Jacobson hopes the warnings will “push the public to a healthier diet as aggressively as the soft drink industry, the fast food industry and others push people in the other direction.”

As expected, the petition has been met with immediate opposition and criticism. The food and beverage organization argues that labels aren’t needed as nutritional information is already on the beverages.

“Individuals, not the government, are in the best position to make the food and beverage choices that are right for them,” said Susan Neeley, head of the American Beverage Association (ABA).

The Center for Consumer Freedom (CCF) and The Center for Individual Freedom (CIF) both ran ads against CPSI in various national newspapers, like the Washington Post and the Washington Times.

“CSPI bases its policy suggestions on the premise that people cannot make good food and beverage decisions without government intervention in the form of bans, taxes, lawsuits and restrictions,” said an ad placed by the CCF.

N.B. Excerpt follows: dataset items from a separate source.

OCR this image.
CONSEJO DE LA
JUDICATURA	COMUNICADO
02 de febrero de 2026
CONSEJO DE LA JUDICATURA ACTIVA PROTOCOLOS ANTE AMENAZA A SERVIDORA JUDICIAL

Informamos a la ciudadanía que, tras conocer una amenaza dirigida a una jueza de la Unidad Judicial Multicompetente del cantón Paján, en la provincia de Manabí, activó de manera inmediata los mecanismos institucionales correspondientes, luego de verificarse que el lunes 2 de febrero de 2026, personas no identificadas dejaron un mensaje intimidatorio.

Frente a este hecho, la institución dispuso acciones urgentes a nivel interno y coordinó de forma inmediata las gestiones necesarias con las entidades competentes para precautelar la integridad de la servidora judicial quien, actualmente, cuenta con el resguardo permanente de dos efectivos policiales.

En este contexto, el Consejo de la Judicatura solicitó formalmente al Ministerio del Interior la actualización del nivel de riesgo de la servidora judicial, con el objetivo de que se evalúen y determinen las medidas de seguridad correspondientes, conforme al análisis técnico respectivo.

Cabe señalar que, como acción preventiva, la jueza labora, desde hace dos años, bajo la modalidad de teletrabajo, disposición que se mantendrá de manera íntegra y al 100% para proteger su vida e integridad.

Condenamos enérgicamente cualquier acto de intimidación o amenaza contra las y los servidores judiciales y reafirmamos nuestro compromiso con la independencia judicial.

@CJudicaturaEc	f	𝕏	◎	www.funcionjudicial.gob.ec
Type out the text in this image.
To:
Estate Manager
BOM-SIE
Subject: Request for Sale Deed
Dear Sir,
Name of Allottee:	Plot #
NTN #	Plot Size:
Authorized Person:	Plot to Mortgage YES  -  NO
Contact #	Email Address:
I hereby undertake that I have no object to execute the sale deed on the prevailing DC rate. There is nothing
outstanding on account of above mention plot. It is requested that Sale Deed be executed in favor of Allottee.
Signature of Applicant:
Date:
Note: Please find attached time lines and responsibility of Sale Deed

The CIF ads weren’t quite as polite.

”This is nothing but another freedom-sucking proposal from CSPI,” read the CIF’s ad.

”The nutrition nannies are at it again,” using ”junk science, scare tactics, sensationalism, sound bites, doom and gloom prophecies, sanctimony, [and] self-righteousness.”

The Center for Unimportant Jason Opinions (CUJO) says that even if warning labels were put on soft drinks, everybody would ignore them and drink regualar soft drinks anyway. Even if the insistence upon government-mandated labeling and restrictions on product placement aren’t unnecessary, overreaching, and disturbing abuses of government power (which they are), the judgment about what goes into a child’s body rests entirely with parents, who should be steel-willed and loving enough to ignore the pleas of their children for this sugary thing and that sugary thing in the interest of the child’s health, whether he/she likes it or not.